A week before Omar Sharif left for Israel, his sister Parveen sent him an e-mail telling him to be strong, the court heard. "She was encouraging her brother to go through with the bombing," Jonathan Laidlaw, for the prosecution, said.
Sharif, 27, and Asif Hanif, 21, from Hounslow, west London, hoped to secure a place in paradise for themselves and their families through martyrdom, the prosecution said.
Hanif died detonating his bomb in an Israeli nightclub, killing three and wounding 65. But Sharif's bomb failed to explode so he dumped it and fled. Twelve days later, his body was found in the sea off Tel Aviv, apparently drowned.
The attack was organised and sponsored by the military wing of the Palestinian religious group Hamas, Mr Laidlaw said.
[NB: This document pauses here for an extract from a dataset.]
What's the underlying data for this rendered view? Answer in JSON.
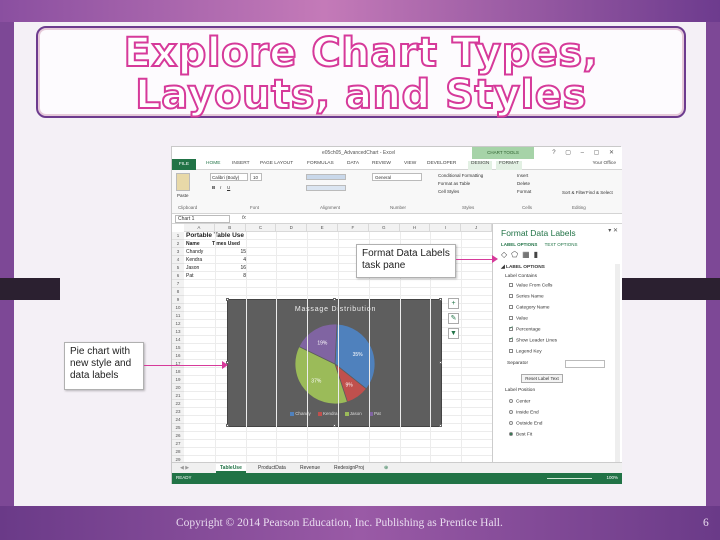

Parveen Sharif, 37, a teacher from Derby, denies inciting her brother to commit terrorism. Also accused under the Terrorism Act is her brother Zahid, 38, a businessman from Derby. Both deny failing to disclose information on terrorism.
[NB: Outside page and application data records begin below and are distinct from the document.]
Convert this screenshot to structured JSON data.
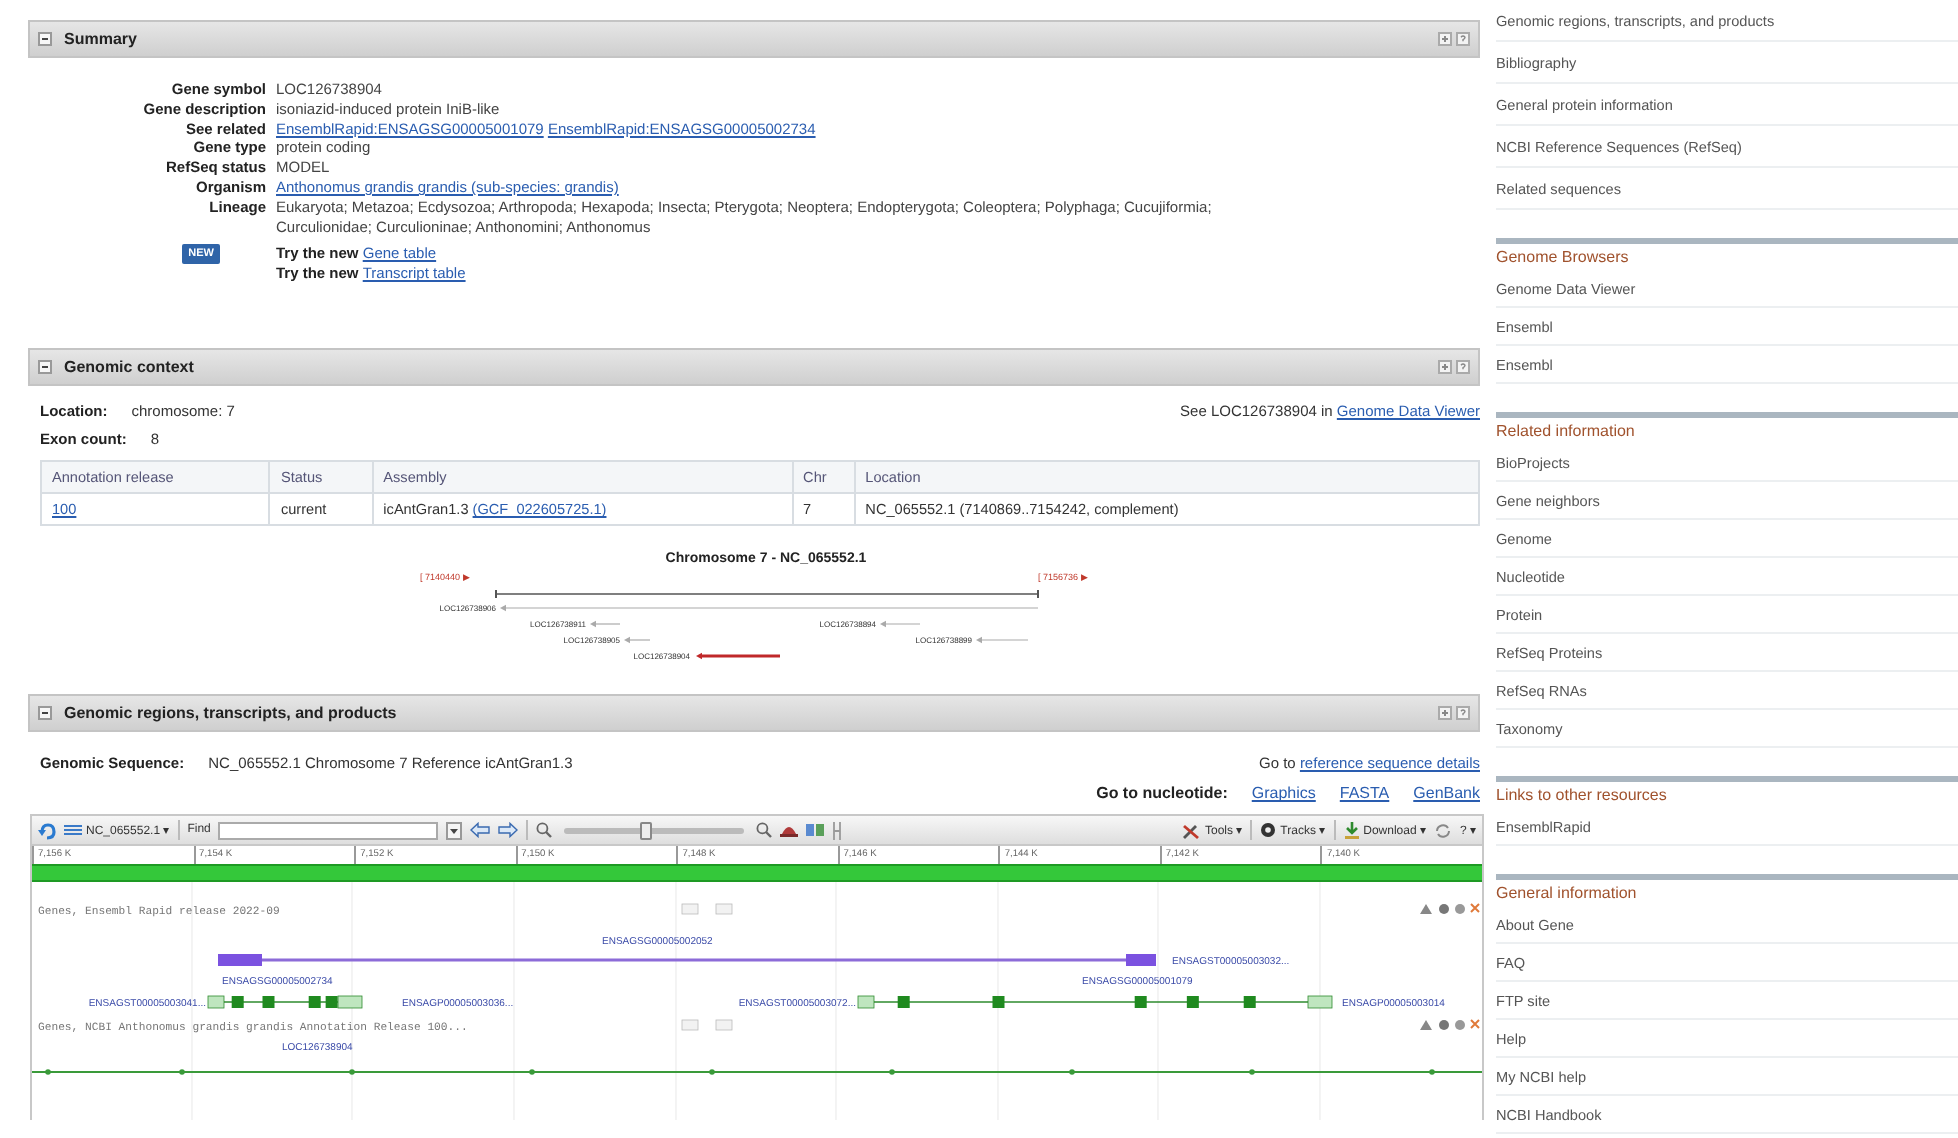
{
  "summary": {
    "title": "Summary",
    "fields": [
      {
        "label": "Gene symbol",
        "kind": "text",
        "value": "LOC126738904"
      },
      {
        "label": "Gene description",
        "kind": "text",
        "value": "isoniazid-induced protein IniB-like"
      },
      {
        "label": "See related",
        "kind": "links",
        "links": [
          "EnsemblRapid:ENSAGSG00005001079",
          "EnsemblRapid:ENSAGSG00005002734"
        ]
      },
      {
        "label": "Gene type",
        "kind": "text",
        "value": "protein coding"
      },
      {
        "label": "RefSeq status",
        "kind": "text",
        "value": "MODEL"
      },
      {
        "label": "Organism",
        "kind": "links",
        "links": [
          "Anthonomus grandis grandis (sub-species: grandis)"
        ]
      },
      {
        "label": "Lineage",
        "kind": "text",
        "value": "Eukaryota; Metazoa; Ecdysozoa; Arthropoda; Hexapoda; Insecta; Pterygota; Neoptera; Endopterygota; Coleoptera; Polyphaga; Cucujiformia; Curculionidae; Curculioninae; Anthonomini; Anthonomus"
      }
    ],
    "badge": "NEW",
    "try_links": [
      {
        "prefix": "Try the new",
        "link": "Gene table"
      },
      {
        "prefix": "Try the new",
        "link": "Transcript table"
      }
    ]
  },
  "genomic_context": {
    "title": "Genomic context",
    "location_label": "Location:",
    "location": "chromosome: 7",
    "exon_label": "Exon count:",
    "exon_count": "8",
    "see_text": "See LOC126738904 in",
    "see_link": "Genome Data Viewer",
    "table": {
      "columns": [
        "Annotation release",
        "Status",
        "Assembly",
        "Chr",
        "Location"
      ],
      "rows": [
        {
          "release": "100",
          "status": "current",
          "assembly": "icAntGran1.3",
          "assembly_link": "(GCF_022605725.1)",
          "chr": "7",
          "location": "NC_065552.1 (7140869..7154242, complement)"
        }
      ]
    },
    "diagram": {
      "title": "Chromosome 7 - NC_065552.1",
      "left_range": "[ 7140440 ▶",
      "right_range": "[ 7156736 ▶",
      "genes": [
        {
          "label": "LOC126738906",
          "selected": false
        },
        {
          "label": "LOC126738911",
          "selected": false
        },
        {
          "label": "LOC126738894",
          "selected": false
        },
        {
          "label": "LOC126738905",
          "selected": false
        },
        {
          "label": "LOC126738899",
          "selected": false
        },
        {
          "label": "LOC126738904",
          "selected": true
        }
      ]
    }
  },
  "genomic_regions": {
    "title": "Genomic regions, transcripts, and products",
    "seq_label": "Genomic Sequence:",
    "seq_value": "NC_065552.1 Chromosome 7 Reference icAntGran1.3",
    "goto_prefix": "Go to",
    "goto_link": "reference sequence details",
    "nuc_label": "Go to nucleotide:",
    "nuc_links": [
      "Graphics",
      "FASTA",
      "GenBank"
    ],
    "viewer": {
      "sequence_menu": "NC_065552.1 ▾",
      "find_label": "Find",
      "zoom_slider": {
        "level": 0.45
      },
      "menus": [
        {
          "kind": "tools",
          "label": "Tools ▾"
        },
        {
          "kind": "tracks",
          "label": "Tracks ▾"
        },
        {
          "kind": "download",
          "label": "Download ▾"
        },
        {
          "kind": "help",
          "label": "? ▾"
        }
      ],
      "ruler": [
        "7,156 K",
        "7,154 K",
        "7,152 K",
        "7,150 K",
        "7,148 K",
        "7,146 K",
        "7,144 K",
        "7,142 K",
        "7,140 K"
      ],
      "tracks": [
        {
          "title": "Genes, Ensembl Rapid release 2022-09",
          "features": [
            {
              "kind": "gene",
              "label": "ENSAGSG00005002052",
              "end_label": "ENSAGST00005003032..."
            },
            {
              "kind": "mrna",
              "label": "ENSAGSG00005002734",
              "start_label": "ENSAGST00005003041...",
              "end_label": "ENSAGP00005003036..."
            },
            {
              "kind": "mrna",
              "label": "ENSAGSG00005001079",
              "start_label": "ENSAGST00005003072...",
              "end_label": "ENSAGP00005003014"
            }
          ]
        },
        {
          "title": "Genes, NCBI Anthonomus grandis grandis Annotation Release 100...",
          "features": [
            {
              "kind": "locus",
              "label": "LOC126738904"
            }
          ]
        }
      ]
    }
  },
  "sidebar": [
    {
      "items": [
        "Genomic regions, transcripts, and products",
        "Bibliography",
        "General protein information",
        "NCBI Reference Sequences (RefSeq)",
        "Related sequences"
      ]
    },
    {
      "heading": "Genome Browsers",
      "items": [
        "Genome Data Viewer",
        "Ensembl",
        "Ensembl"
      ]
    },
    {
      "heading": "Related information",
      "items": [
        "BioProjects",
        "Gene neighbors",
        "Genome",
        "Nucleotide",
        "Protein",
        "RefSeq Proteins",
        "RefSeq RNAs",
        "Taxonomy"
      ]
    },
    {
      "heading": "Links to other resources",
      "items": [
        "EnsemblRapid"
      ]
    },
    {
      "heading": "General information",
      "items": [
        "About Gene",
        "FAQ",
        "FTP site",
        "Help",
        "My NCBI help",
        "NCBI Handbook"
      ]
    }
  ]
}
Mr Laidlaw said Hanif and Sharif were the first British Muslim suicide bombers. They had flown to the Middle East from London in April, considering themselves martyrs to Islam and the struggle of the Palestinians, Mr Laidlaw said. "In killing three innocent people and injuring many others, Hamas had carried out the first successful suicide bombing mission launched from the Gaza Strip and it was the first time Hamas had used non-Palestinian volunteers for a terrorist attack.
Ms Sharif's e-mail is said to have read: "We all have to be firm and focused with reality as time is slipping away and there is really no time to be weak and emotional. It does not matter of consequences to us in this life because we do not fear or allow to be weak.
"When we see you again it will be like only half a day has passed. Stay focused and determined. You have no time for emotions. May Allah take care of us all and join us all soon."